According to recent data, diabetes disproportionately affects people in Appalachian Ohio, with nearly 20% of adults in the southeastern part of the region having the disease. “In addition, diabetes stigma affects 52% to 76% of people with the disease,” says Elizabeth Ann Beverly, PhD. “This can lead to higher levels of psychological distress, more depressive symptoms, less social support, and lower quality of life.”
In light of diabetes burden in areas like Appalachian Ohio, innovative strategies are sorely needed to address growing diabetes care demands, according to Dr. Beverly. One such approach is to use virtual reality cinema (cine-VR), an educational technique that is dynamic, accessible, and adaptable to the needs and preferences of healthcare providers. Cine-VR provides access to life-like medical encounters without risk of harm to patients and gives a glimpse into the lives of patients in different regions.
Understanding Patients’ Backgrounds
For a study published in JMIR Diabetes, Dr. Beverly and colleagues developed a 3-hour cine-VR training program that was designed to educate providers and administrators about diabetes, social determinants of health, and Appalachian culture. “The virtual reality experiences were developed to recognize the unique cultural contributions of Appalachia,” says Dr. Beverly. “This was done because providers who understand their patients’ cultural background are more likely to observe improvements in diabetes outcomes and patient satisfaction.”
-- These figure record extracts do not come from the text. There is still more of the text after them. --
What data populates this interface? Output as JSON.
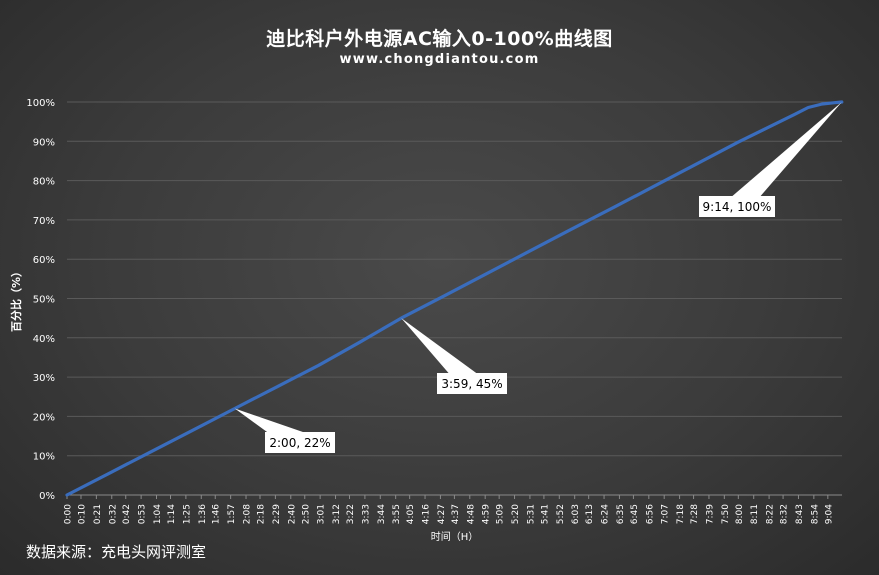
{
  "title": "迪比科户外电源AC输入0-100%曲线图",
  "subtitle": "www.chongdiantou.com",
  "source": "数据来源：充电头网评测室",
  "colors": {
    "line": "#3a6dbd",
    "grid": "#5a5a5a",
    "text": "#ffffff",
    "callout_bg": "#ffffff",
    "callout_text": "#000000"
  },
  "chart_data": {
    "type": "line",
    "xlabel": "时间（H）",
    "ylabel": "百分比（%）",
    "ylim": [
      0,
      100
    ],
    "grid": true,
    "categories": [
      "0:00",
      "0:10",
      "0:21",
      "0:32",
      "0:42",
      "0:53",
      "1:04",
      "1:14",
      "1:25",
      "1:36",
      "1:46",
      "1:57",
      "2:08",
      "2:18",
      "2:29",
      "2:40",
      "2:50",
      "3:01",
      "3:12",
      "3:22",
      "3:33",
      "3:44",
      "3:55",
      "4:05",
      "4:16",
      "4:27",
      "4:37",
      "4:48",
      "4:59",
      "5:09",
      "5:20",
      "5:31",
      "5:41",
      "5:52",
      "6:03",
      "6:13",
      "6:24",
      "6:35",
      "6:45",
      "6:56",
      "7:07",
      "7:18",
      "7:28",
      "7:39",
      "7:50",
      "8:00",
      "8:11",
      "8:22",
      "8:32",
      "8:43",
      "8:54",
      "9:04"
    ],
    "yticks": [
      "0%",
      "10%",
      "20%",
      "30%",
      "40%",
      "50%",
      "60%",
      "70%",
      "80%",
      "90%",
      "100%"
    ],
    "series": [
      {
        "x": [
          "0:00",
          "0:30",
          "1:00",
          "1:30",
          "2:00",
          "2:30",
          "3:00",
          "3:30",
          "3:59",
          "4:30",
          "5:00",
          "5:30",
          "6:00",
          "6:30",
          "7:00",
          "7:30",
          "8:00",
          "8:20",
          "8:40",
          "8:50",
          "9:00",
          "9:08",
          "9:14"
        ],
        "values": [
          0,
          5.5,
          11,
          16.5,
          22,
          27.5,
          33,
          39,
          45,
          50.7,
          56.3,
          61.9,
          67.5,
          73,
          78.6,
          84.2,
          89.8,
          93.3,
          96.8,
          98.6,
          99.5,
          99.8,
          100
        ]
      }
    ],
    "annotations": [
      {
        "x": "2:00",
        "y": 22,
        "text": "2:00, 22%"
      },
      {
        "x": "3:59",
        "y": 45,
        "text": "3:59, 45%"
      },
      {
        "x": "9:14",
        "y": 100,
        "text": "9:14, 100%"
      }
    ]
  }
}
The cine-VR training program consisted of professional 360-degree videos that were produced in a cinematic manner. Questionnaires were completed by participants to measure cultural self-efficacy, diabetes attitudes, and presence in cine-VR before and after the program to assess the effectiveness of cine-VR training in improving cultural sensitivity and diabetes attitudes.
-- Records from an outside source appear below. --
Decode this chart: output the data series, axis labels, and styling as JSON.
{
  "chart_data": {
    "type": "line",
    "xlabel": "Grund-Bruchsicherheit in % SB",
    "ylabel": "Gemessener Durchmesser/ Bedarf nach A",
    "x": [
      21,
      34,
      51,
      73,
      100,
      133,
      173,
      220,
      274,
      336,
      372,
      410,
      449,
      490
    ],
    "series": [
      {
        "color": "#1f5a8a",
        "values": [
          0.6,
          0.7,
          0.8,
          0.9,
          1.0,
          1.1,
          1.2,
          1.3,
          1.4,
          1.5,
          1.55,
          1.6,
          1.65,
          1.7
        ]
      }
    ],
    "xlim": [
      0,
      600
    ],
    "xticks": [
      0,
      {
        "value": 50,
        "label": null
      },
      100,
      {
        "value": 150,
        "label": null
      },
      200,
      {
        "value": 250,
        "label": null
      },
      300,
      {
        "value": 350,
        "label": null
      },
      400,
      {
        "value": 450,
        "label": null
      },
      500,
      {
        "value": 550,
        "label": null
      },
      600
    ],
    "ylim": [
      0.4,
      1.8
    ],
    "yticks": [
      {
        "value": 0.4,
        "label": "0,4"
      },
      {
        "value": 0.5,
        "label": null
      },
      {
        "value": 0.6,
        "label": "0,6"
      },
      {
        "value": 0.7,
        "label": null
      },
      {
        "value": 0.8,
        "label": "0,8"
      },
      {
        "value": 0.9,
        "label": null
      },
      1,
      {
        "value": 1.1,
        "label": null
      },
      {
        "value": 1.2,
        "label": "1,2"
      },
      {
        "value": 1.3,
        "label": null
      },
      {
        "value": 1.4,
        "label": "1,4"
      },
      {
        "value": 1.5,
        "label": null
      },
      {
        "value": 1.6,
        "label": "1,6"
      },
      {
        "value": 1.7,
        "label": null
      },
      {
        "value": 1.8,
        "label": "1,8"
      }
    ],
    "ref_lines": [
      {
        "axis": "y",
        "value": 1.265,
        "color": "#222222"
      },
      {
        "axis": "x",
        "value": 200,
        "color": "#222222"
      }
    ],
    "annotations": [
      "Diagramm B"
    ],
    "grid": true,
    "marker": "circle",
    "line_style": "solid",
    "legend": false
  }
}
Positive Improvements With Cine-VT Training
Following implementation of the cine-VR training program, positive improvements were seen in the Transcultural Self-Efficacy Tool–Multidisciplinary Healthcare Provider (TSET-MHP), which assesses changes in self-efficacy for cultural knowledge, cultural practical skills, and cultural awareness. Specifically, positive improvements were seen in TSET-MHP subscales of cognitive, practical, and affective subscales (Table). “All 3 domains of cultural self-efficacy showed medium to very large effect sizes, which means the improvements from before to after the virtual reality training had medium to very large effects on cultural self-efficacy,” Dr. Beverly says. “The finding with the most importance was the practical self-efficacy scale. We observed a very large effect in improving providers’ confidence in interviewing patients about social determinants of health, which was a key focus of our study.”
In addition, positive improvements were seen in all five diabetes attitude subscales in the Diabetes Attitude Scale-3 (DAS-3), which measures diabetes-related attitudes. Positive improvements were seen in DAS-3 subscale scores regarding need for special training, seriousness of type 2 diabetes, value of tight glucose control, psychosocial impact of diabetes, and attitude toward patient autonomy. The largest magnitude of change was seen with the psychosocial impact of diabetes subscale.
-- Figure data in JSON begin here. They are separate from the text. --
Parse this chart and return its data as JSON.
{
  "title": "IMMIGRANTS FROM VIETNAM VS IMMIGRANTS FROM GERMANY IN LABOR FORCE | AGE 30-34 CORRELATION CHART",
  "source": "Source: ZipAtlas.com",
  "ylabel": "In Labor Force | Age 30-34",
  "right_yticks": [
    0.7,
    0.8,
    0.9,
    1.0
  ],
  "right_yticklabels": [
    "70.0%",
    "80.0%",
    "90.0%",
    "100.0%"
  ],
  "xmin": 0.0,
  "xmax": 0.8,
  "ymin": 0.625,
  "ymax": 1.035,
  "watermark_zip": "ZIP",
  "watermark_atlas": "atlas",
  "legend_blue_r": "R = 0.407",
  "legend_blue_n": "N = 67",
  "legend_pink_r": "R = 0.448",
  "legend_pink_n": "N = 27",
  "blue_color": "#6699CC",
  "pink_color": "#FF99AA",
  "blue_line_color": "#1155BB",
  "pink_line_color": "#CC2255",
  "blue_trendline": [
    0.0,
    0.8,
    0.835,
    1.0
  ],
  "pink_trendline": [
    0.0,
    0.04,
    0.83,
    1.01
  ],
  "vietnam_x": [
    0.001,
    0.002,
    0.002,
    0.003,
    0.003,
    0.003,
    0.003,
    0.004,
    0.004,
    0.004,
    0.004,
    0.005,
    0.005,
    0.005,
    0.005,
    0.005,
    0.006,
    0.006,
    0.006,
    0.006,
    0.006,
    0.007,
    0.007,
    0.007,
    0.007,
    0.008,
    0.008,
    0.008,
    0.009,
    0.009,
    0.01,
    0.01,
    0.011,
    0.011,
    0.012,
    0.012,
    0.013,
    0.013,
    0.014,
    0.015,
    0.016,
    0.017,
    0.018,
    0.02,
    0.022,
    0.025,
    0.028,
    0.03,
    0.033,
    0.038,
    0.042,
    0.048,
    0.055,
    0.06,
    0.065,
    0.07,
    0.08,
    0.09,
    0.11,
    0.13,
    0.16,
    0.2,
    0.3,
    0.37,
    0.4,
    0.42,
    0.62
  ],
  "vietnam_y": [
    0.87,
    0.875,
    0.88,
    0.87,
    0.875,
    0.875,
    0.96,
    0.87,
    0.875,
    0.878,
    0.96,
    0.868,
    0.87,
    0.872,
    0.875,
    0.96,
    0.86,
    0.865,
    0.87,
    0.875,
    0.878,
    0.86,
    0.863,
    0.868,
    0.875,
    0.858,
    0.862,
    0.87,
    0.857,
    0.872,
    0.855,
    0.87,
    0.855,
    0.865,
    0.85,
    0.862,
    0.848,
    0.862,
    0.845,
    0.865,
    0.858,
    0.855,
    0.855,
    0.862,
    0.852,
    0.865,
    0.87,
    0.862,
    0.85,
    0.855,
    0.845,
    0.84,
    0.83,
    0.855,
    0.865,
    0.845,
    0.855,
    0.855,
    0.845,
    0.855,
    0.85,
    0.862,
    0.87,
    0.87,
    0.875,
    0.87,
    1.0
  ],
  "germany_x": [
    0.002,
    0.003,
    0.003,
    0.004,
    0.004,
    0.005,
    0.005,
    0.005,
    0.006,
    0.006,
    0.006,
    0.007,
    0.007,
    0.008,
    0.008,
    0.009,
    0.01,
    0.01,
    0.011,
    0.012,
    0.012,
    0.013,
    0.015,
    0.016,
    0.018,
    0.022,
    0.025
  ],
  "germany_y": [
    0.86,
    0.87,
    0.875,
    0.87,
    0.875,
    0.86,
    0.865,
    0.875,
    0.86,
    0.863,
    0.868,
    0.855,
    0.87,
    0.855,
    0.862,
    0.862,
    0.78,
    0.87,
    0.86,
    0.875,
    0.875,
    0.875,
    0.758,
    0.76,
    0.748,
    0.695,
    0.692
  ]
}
The Value of Culturally Tailored Stories
“Our study demonstrates the value of culturally tailored stories to positively affect knowledge and beliefs,” says Dr. Beverly. “Cine-VR is an innovative approach that is engaging and effective in educating providers on cultural self-efficacy, social determinants of health, and diabetes. The advantage of 360-degree virtual reality is the realism afforded by providing participants with access to the whole environment. Providers can get a glimpse inside the personal lives of their patients and see why things are the way they are. The more that providers understand about their patients’ personal lives, the more they can empathize with their challenges and struggles.”
Dr. Beverly notes that the virtual reality trainings can accessed for free at https://mesp.ohio.edu. “We also welcome healthcare providers to contact us to schedule a live videoconferencing session with 360-degree virtual reality headsets,” she says.
More to Come
According to Dr. Beverly, the next step with the cine-VR intervention is to determine if the cultural self-efficacy and diabetes attitudes improvements can be sustained over time. “In addition, we will examine the impact of this training on diabetes outcomes and patient satisfaction,” she says. “We’re also conducting research with health professional students to assess changes in empathy, cultural self-efficacy, and diabetes attitudes and hope to have these data collected and published in the near future.”
This study was part of the Medicaid Equity Simulation Project funded by the Ohio Department of Medicaid and administered by the Ohio Colleges of Medicine Government Resource Center. The views expressed in the cine-VR simulations for this publication are solely those of the creators and do not represent the views of the state of Ohio or federal Medicaid programs.